Já foi dito que o STF não funciona como verdadeiro colegiado e isso fica escancarado quando se observa a justaposição de votos que não dialogam verdadeiramente. A transmissão pela TV tem a ver com isso. Se por um lado é bom para a cidadania ver um julgamento deste porte na sala de casa, por outro a exposição leva os ministros a reiterarem seu viés performático e aí a boa intenção se mostra inviável: quem pode ficar dois dias ou mais escutando a leitura de textos complicados?

Acompanhei o voto da Rosa Weber. Ela não era a relatora, mas seu voto durou mais de uma hora. Ela acompanhou o relator, no sentido de autorizar o aborto de fetos sem formação do cérebro.

Em seu voto, no início, ela claramente se preocupou em diferenciar as questões científicas das questões morais e jurídicas. Primeiro, destacou que a ciência não é perfeita, citando o caso da classificação do planeta Plutão (o nome do planeta sempre gera alguns risinhos, mas a reflexão foi pertinente), decidida em votação apertada. Depois, trouxe para o debate a falácia naturalista: não é a descoberta científica em qualquer campo que determina o que devemos fazer. De um ser não deriva o dever ser, já dizia o velho Hume.

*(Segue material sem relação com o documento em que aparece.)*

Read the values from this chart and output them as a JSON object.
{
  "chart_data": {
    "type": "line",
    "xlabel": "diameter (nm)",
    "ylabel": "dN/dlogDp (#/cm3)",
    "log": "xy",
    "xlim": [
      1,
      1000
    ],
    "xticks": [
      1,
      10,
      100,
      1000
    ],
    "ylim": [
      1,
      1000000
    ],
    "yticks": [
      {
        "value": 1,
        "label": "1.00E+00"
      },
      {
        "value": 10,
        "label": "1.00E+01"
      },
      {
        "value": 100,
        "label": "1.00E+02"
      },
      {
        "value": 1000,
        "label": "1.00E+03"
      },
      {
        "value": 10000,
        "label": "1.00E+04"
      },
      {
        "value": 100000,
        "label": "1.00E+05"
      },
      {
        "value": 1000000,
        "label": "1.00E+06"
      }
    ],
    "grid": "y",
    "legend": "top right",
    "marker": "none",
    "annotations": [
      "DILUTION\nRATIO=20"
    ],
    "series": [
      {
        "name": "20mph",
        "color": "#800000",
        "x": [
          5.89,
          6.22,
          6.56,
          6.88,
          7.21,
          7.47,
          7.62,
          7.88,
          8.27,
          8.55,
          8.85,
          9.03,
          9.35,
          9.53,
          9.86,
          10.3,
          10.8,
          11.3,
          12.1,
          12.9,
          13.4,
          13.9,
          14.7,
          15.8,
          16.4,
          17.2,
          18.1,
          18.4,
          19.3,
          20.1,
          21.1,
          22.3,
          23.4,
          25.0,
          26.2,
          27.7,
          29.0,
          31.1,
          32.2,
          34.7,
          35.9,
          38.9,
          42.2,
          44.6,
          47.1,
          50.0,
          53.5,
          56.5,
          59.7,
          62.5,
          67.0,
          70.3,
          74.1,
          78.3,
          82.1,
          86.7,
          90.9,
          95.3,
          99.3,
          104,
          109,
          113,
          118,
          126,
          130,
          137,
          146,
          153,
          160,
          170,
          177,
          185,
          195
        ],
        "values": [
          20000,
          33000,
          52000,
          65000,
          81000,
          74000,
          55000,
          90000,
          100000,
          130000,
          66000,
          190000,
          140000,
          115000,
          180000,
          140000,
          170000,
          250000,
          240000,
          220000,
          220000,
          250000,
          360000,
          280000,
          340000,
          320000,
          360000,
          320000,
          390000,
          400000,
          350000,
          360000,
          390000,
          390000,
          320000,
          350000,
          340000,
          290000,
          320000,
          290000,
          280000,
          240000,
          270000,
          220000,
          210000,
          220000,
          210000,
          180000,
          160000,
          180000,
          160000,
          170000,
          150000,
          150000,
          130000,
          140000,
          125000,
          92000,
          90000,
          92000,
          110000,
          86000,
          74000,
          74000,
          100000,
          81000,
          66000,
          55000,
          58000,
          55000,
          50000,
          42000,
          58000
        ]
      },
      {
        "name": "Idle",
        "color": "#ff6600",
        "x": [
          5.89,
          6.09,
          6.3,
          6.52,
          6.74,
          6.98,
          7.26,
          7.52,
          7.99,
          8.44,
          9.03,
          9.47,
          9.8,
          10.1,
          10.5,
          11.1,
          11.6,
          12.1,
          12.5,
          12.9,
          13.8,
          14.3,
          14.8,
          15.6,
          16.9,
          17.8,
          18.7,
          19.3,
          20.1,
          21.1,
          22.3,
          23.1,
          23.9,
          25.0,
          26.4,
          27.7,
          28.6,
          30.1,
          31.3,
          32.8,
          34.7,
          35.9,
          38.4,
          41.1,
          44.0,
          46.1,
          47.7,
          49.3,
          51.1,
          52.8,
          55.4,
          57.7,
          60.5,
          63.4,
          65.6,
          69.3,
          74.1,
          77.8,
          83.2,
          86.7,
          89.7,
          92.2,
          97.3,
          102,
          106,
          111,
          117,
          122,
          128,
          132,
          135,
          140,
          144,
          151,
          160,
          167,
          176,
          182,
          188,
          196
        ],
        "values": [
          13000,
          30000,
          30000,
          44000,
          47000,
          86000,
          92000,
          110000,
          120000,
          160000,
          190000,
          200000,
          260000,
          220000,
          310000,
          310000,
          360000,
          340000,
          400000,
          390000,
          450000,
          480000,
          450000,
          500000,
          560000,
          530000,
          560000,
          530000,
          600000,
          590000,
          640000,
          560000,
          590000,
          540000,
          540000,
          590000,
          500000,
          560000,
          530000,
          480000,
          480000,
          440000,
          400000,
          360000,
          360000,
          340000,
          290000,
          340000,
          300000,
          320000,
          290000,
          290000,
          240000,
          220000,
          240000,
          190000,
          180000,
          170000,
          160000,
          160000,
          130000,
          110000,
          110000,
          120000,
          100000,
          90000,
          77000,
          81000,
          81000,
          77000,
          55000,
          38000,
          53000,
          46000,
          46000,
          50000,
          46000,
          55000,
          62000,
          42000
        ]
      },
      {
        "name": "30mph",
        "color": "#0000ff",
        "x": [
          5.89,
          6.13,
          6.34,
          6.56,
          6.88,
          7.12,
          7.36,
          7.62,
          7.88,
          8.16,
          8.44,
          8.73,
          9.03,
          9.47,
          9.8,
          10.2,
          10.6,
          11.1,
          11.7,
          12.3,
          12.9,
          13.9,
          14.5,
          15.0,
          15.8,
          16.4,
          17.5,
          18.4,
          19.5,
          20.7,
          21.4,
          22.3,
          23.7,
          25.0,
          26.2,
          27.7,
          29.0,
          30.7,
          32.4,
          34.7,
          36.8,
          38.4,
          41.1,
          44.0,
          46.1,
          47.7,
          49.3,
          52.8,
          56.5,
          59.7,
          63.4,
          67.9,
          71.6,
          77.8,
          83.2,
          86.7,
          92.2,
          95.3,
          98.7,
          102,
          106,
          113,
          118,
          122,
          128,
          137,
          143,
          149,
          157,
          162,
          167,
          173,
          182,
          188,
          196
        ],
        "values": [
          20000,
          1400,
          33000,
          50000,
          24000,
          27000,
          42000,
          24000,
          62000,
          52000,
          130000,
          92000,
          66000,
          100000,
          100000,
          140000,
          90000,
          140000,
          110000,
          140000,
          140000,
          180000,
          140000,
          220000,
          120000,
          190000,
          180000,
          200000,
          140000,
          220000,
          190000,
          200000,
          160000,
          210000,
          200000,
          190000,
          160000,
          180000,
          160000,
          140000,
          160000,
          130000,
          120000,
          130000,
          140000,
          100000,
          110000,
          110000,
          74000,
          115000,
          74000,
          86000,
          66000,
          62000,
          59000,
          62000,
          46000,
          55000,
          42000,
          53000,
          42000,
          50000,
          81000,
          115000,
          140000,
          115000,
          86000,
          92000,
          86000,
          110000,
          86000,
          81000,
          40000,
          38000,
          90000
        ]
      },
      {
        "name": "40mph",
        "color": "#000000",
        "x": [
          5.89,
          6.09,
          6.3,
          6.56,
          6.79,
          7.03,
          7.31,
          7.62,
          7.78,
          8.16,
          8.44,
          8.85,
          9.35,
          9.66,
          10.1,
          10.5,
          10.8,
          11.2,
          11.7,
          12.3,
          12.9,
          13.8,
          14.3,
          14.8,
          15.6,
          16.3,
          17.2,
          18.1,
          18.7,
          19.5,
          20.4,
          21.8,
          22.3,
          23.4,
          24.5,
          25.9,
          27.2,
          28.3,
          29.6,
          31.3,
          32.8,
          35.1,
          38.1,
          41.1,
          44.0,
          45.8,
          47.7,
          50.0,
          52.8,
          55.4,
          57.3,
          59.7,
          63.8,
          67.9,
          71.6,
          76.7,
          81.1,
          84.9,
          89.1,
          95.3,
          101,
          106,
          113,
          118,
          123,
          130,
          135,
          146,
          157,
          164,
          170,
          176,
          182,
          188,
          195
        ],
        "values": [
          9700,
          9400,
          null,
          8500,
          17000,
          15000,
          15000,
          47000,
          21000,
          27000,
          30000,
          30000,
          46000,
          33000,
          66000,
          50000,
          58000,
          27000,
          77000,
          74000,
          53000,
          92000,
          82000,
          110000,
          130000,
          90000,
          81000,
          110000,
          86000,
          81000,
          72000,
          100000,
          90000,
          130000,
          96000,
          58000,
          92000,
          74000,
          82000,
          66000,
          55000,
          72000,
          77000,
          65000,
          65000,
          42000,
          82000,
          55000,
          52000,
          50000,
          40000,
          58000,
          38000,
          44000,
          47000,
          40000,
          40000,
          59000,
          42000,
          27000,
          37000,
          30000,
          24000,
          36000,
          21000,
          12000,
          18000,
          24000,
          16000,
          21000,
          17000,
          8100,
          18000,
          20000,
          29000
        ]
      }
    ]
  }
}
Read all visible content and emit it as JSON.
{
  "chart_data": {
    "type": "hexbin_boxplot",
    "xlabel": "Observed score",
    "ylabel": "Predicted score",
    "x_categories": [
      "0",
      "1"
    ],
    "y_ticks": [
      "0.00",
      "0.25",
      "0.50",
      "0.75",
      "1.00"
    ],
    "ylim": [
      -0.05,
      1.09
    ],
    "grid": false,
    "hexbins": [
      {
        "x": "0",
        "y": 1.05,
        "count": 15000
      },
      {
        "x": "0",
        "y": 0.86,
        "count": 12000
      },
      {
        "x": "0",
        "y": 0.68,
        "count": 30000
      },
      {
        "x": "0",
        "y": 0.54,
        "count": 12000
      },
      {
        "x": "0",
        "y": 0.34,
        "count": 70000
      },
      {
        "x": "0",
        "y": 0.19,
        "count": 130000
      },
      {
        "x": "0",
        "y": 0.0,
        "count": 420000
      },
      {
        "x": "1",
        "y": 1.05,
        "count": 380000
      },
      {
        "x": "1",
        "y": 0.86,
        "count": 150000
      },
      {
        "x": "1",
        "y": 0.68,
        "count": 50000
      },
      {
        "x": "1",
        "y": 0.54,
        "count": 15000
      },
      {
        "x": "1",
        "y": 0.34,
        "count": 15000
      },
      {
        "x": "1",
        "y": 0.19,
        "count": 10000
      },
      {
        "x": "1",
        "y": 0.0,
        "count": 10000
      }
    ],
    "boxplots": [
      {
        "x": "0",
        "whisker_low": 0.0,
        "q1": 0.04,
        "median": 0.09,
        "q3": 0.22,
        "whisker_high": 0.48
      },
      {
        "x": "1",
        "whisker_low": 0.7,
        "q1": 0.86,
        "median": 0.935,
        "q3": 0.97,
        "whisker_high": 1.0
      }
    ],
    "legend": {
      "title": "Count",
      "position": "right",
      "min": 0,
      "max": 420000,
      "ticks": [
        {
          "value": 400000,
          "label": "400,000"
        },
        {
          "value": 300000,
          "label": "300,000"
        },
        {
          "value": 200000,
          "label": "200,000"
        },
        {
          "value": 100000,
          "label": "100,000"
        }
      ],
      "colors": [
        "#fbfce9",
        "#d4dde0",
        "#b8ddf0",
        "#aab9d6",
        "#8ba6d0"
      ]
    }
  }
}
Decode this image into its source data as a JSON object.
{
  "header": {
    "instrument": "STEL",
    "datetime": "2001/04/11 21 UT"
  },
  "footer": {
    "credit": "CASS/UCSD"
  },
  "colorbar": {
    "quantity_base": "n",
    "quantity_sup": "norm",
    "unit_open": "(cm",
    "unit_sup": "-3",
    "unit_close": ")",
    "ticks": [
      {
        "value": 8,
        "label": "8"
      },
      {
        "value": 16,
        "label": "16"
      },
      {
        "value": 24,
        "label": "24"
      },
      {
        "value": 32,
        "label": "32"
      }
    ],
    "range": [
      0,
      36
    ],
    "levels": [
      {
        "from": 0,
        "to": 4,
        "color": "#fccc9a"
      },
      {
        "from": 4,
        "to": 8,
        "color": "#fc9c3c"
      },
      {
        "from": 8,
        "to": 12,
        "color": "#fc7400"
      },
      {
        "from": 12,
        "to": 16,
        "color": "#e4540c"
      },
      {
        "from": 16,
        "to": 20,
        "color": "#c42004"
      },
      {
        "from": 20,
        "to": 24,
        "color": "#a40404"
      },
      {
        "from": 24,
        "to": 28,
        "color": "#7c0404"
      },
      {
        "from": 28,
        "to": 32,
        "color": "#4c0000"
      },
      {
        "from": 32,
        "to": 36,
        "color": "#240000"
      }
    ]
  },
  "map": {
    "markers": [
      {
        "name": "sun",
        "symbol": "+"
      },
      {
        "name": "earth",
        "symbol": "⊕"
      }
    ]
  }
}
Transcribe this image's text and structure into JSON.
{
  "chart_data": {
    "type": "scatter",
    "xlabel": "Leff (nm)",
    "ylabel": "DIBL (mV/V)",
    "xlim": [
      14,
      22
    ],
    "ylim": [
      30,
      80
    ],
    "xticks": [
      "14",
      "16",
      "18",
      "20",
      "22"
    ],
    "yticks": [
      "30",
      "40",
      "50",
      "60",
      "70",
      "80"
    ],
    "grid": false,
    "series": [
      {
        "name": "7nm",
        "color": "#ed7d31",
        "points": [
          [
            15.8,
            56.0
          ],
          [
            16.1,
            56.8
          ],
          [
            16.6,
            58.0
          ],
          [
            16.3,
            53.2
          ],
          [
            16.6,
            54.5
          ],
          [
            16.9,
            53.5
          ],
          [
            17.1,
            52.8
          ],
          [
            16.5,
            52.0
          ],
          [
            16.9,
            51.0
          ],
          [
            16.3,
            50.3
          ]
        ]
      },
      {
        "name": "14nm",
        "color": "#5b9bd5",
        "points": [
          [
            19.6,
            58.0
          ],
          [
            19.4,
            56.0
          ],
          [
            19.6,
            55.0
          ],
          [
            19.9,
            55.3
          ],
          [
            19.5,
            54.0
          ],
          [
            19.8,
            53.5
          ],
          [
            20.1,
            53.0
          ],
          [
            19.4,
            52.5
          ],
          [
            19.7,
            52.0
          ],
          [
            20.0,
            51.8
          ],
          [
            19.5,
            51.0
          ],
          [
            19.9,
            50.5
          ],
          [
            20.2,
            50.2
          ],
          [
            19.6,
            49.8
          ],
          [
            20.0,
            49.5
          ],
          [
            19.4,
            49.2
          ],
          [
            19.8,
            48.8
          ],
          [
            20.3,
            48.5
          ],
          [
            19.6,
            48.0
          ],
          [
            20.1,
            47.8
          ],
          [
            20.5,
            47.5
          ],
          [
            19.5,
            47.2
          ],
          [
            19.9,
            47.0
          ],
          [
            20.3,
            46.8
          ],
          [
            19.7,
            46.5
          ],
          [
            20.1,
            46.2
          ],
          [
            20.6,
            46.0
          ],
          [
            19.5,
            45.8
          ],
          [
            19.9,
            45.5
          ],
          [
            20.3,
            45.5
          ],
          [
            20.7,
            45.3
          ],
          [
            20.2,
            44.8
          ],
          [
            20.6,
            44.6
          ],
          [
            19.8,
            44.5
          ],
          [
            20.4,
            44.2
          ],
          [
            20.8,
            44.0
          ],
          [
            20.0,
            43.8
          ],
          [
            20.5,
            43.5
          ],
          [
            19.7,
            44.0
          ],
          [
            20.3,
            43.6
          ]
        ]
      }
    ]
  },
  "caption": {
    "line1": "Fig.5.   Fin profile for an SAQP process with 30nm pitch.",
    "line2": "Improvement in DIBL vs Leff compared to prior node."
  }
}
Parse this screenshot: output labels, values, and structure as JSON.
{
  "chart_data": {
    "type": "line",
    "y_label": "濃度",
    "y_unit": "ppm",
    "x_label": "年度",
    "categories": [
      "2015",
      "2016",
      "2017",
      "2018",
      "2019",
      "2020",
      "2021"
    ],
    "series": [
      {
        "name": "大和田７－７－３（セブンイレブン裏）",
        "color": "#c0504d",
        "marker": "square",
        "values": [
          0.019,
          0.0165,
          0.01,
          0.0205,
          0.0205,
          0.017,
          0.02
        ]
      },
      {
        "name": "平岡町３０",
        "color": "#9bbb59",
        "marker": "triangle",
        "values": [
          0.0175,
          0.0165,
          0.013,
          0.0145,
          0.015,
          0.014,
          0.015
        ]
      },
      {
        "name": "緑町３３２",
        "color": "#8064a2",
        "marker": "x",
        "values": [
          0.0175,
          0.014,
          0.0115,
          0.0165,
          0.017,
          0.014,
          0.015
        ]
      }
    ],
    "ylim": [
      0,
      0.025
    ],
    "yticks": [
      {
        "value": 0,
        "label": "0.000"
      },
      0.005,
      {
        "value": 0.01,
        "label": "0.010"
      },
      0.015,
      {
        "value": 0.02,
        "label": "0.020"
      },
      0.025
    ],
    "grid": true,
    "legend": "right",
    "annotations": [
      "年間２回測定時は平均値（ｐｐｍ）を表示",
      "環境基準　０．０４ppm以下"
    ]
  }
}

A decisão desta semana, afirmou a nova ministra, será jurídica. O dever ser sobre o aborto anencefálico será decisão que deriva de outro dever ser, ainda que as informações científicas em muito contribuam para a compreensão mais abrangente da questão. E o direito tem a riqueza e complexidade de apresentar “dever ser” para uma e outra decisão. Não haverá silogismo dedutivo e juiz neutro, mais uma vez e sempre.

Até aqui a votação, interrompida e que deverá prosseguir hoje, está em cinco a um favorável à autorização do aborto de anencéfalos. Parece que a vitória é certa. Fico satisfeito, pois a decisão respeita tanto a liberdade da mulher que julga ser impossível ou inútil suportar a dor de conduzir um longo calvário de desfecho previsível quanto as convicções dos religiosos, que poderão continuar convencendo o SEU rebanho de que esta ato é em sua visão de mundo abominável.

Não deixa de me surpreender a ênfase de membros da igreja católica que parecem apenas querer aproveitar alguns minutos de fama. Levar um pedido de impeachment do relator ao Congresso Nacional em plena sessão de julgamento do caso não parece ser uma atitude equilibrada. Ademais, depois da divulgação dos inúmeros casos de pedofilia na Igreja e dos esforços do Vaticano no sentido de abafá-los, se esperaria um pouco mais de humildade deste grupo, tão ávido em querer impor seus valores aos não católicos quando se evidencia que muitos de seus destacados membros não os praticam.

O Estado brasileiro é laico. O STF está mostrando que entende isso. Que bom.